As will be evident to anybody who is familar with these pages, I’m quite a well-travelled girl. My work has taken me regularly to the United States, in particular, and to other destinations internationally – until Covid-19 changed everything. Meetings went online, and business travel, like so much else in life, became part of that different existence we led before the pandemic. In truth, while I enjoy travelling, I missed it much less than I might have expected during the pandemic. Perhaps because so much else in life changed it was less noticeable that I travelled less; I spent a lot more time at home and my social circle shrank. Moreover, while I do enjoy travelling, business travel is pretty hard work. Travelling en femme adds fun but also work – all those additional changes of clothing! Hauling bags down to Heathrow is a drag, and jetlag dents the week after one returns. There are trains, taxis, connecting flights…
For many years while I wrestled with my gender dysphoria and struggled to deal with its impact on my marriage, a week away from home on business also gave me opportunities to be myself; I regularly added a day or two of leave to a trip to allow myself a little “me time”, and this became an important source of solace, a chance to recover equilibrium and untangle some of the knots in my psyche, as well as providing adventures. But nowadays I step out regularly from home, and have much more liberty to be myself in Sheffield. Perhaps this also tipped the cost-benefit analysis of business travel more towards “cost” than “benefit”.
However, a couple of weeks ago I visited Chicago on business. As I booked my flight and hotel, I found myself increasingly excited by the prospect. I love visiting America, and Chicago has always been one of my favourite places; thus, while I had a packed programme of work ahead, I planned to sieze opportunities for a little pleasure while I was away, including a full day to myself at the start of my stay.
The excitement of travelling was returning, but as the day of my departure drew near, so, also, a less welcome apparition made a reappearance. If you’re familiar with my other posts, you’ll know that I have wrestled with what I call an “internalised transphobia”. That’s the best diagnosis I can manage, anyway. My best explanation is that after decades of attempting to cure myself, there is a part of me that still wants to point out the strangeness of a middle-aged man hauling a suitcase full of ladies clothes and make-up across the Atlantic. My sub-conscious generates “reasons” at quite a rate: it’s a busy week, and you don’t really have time; doesn’t all the organisation stress you out? Wouldn’t it be more relaxing to spend your time off with a novel? Haven’t you done this enough by now?

The “reasons” all feel compelling. Perhaps the last of those arguments was the most beguiling, because at some point while I was folding dresses and organising my suitcase I remember thinking to myself “maybe this is the last time”. Is it rational? Isn’t it actually exhausting – all the planning, the rushing back to the hotel to get changed in the evening? And of course the answer is that it is. But my rational self has plenty of experience now. This very familiar morass of self-doubt is now countered by (most of the time) a determination to ignore the voice of inner doubt, get a frock on and get out and about. And invariably, by the time I am strolling down the street, my gremlin has vanished and I feel at peace with the world; the only genuine battle remaining for me is to acknowledge, at the end of the day, that it really is not possible any longer to avoid removing my make-up and turning drab again. That, after so many years, there is any need for argument and determination to do what is so manifestly good for me as a person is perhaps the clearest testament to the self-harm accumulated during all those years of repression.
Arriving in Chicago at 3 pm on a Friday, I planned to head out for dinner. By the time my taxi had fought its way from O’Hare to my downtown hotel, it was nearly 5 pm. Somewhat weary after long journey, I nevertheless managed to shower, change and get out for dinner. As I hauled myself out of the shower and opened my make-up bag, the weariness was dissipating; by the time I stepped out into the warm evening air to walk a few blocks to Dearborn Street, where I dined outdoors, I was smiling, savouring the moment and looking forward to dinner outdoors.

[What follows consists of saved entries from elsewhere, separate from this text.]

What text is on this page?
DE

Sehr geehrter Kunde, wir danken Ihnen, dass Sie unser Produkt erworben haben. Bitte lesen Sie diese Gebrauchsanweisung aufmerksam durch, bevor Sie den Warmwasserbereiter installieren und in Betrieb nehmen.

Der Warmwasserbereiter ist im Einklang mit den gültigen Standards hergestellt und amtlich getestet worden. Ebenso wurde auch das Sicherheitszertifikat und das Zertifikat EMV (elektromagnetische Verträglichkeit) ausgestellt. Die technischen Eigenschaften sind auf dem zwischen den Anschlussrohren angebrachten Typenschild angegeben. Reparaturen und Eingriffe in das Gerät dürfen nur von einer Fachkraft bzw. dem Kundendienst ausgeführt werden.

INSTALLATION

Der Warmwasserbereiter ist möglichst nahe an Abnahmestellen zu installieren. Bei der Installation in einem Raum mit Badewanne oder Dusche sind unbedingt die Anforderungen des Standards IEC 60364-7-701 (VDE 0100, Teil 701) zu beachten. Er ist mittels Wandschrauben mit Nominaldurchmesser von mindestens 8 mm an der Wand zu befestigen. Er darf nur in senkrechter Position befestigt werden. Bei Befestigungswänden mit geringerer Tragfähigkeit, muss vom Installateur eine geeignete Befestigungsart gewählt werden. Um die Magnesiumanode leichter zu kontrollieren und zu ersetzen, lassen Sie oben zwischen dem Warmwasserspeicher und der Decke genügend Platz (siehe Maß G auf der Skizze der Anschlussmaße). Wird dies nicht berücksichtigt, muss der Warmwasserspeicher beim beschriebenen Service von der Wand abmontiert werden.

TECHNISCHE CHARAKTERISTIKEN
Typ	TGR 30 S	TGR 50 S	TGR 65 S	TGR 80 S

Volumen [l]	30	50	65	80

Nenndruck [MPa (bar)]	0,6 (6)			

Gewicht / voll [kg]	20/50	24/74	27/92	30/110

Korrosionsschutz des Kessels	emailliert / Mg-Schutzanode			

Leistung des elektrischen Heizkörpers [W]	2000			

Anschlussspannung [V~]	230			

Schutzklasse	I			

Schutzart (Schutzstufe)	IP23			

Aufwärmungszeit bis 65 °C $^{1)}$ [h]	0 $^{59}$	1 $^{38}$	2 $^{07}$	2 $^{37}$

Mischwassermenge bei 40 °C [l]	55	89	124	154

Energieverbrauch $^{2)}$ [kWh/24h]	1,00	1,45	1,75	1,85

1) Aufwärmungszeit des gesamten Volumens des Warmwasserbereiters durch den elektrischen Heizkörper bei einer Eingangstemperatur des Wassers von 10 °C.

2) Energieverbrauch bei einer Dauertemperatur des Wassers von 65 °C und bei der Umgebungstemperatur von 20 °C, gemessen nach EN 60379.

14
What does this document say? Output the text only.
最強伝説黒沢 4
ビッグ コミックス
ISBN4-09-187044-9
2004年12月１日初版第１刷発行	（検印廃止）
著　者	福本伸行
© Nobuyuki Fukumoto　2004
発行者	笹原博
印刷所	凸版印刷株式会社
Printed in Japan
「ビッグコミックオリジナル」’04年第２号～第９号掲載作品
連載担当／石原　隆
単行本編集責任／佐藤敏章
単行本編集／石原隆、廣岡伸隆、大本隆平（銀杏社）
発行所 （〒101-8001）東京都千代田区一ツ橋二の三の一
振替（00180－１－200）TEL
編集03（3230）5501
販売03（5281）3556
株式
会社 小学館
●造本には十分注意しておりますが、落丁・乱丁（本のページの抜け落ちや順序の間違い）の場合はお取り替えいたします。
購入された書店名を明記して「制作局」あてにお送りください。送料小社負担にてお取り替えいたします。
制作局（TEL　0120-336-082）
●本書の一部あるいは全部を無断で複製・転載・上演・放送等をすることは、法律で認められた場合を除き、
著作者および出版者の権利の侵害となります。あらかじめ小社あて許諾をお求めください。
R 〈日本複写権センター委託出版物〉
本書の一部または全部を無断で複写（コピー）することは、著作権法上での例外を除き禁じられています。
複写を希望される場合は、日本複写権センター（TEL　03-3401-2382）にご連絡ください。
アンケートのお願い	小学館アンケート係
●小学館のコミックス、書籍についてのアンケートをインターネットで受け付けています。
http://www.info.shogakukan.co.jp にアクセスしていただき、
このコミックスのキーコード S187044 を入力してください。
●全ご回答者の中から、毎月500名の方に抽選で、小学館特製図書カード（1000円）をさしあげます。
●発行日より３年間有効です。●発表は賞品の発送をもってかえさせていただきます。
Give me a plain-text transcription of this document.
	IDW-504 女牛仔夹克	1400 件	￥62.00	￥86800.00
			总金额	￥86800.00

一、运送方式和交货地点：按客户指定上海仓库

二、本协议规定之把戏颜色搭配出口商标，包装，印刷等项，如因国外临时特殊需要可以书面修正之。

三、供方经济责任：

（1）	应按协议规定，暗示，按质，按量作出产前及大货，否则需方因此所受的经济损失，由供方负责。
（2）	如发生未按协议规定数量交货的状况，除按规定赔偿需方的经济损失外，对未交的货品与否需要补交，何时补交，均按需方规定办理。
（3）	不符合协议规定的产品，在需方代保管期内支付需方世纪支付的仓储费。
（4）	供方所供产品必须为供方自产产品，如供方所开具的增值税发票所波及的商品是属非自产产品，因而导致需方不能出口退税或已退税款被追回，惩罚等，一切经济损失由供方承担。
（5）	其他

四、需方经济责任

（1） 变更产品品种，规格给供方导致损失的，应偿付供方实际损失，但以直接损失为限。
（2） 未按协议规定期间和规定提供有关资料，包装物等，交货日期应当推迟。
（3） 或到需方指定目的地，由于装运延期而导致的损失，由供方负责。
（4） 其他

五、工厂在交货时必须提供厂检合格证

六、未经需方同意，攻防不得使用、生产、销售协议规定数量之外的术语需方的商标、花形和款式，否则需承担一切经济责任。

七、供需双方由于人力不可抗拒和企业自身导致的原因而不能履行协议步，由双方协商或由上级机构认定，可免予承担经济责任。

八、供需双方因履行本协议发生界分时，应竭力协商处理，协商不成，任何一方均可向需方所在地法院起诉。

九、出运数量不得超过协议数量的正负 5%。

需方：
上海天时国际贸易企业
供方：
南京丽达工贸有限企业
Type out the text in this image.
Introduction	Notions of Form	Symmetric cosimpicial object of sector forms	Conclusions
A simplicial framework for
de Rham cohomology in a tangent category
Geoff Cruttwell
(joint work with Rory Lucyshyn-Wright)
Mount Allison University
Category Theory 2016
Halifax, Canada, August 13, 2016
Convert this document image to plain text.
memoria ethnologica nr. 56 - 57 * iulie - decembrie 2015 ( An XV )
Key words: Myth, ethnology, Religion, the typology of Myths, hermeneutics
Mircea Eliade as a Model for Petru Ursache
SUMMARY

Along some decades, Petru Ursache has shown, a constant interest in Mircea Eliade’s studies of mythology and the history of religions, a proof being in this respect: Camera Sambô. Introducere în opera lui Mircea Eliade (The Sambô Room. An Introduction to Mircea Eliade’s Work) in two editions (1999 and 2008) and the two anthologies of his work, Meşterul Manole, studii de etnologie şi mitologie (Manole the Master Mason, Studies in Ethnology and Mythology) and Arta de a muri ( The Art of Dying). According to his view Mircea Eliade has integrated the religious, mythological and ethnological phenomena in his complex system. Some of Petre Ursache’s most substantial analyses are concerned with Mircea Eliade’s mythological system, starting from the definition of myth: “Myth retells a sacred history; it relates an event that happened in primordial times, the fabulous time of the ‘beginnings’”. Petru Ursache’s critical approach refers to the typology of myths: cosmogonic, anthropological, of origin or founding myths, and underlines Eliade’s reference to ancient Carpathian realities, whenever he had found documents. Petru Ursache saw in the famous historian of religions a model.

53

I cannot rationalise how, given comparative freedom after so many years of repression, I experience this instinctive desire to do what is self-harming, in denial of the identity that I have striven to hard to come to terms with and to accept. I know from the many conversations I have had with friends that these sorts of feelings are not unique to me. I suppose that there is a kernel of rationality at their heart: I am a genetic man, and my physiology betrays that to even fairly casual observers. There is no sense in which I really believe that I can “pass” as a woman. But to undergo this transformation is not a piece of frippery for me, but something profound – for all that it also brings a lightness of spirit and a careless capacity to live in the moment and enjoy what the day brings. Whatever affront it brings to rationality, it also brings peace, contentment and wholeness. Sometimes it is necessary to set aside the fruitless pursuit of logic, for this thing, this self-realisation, transcends rationality.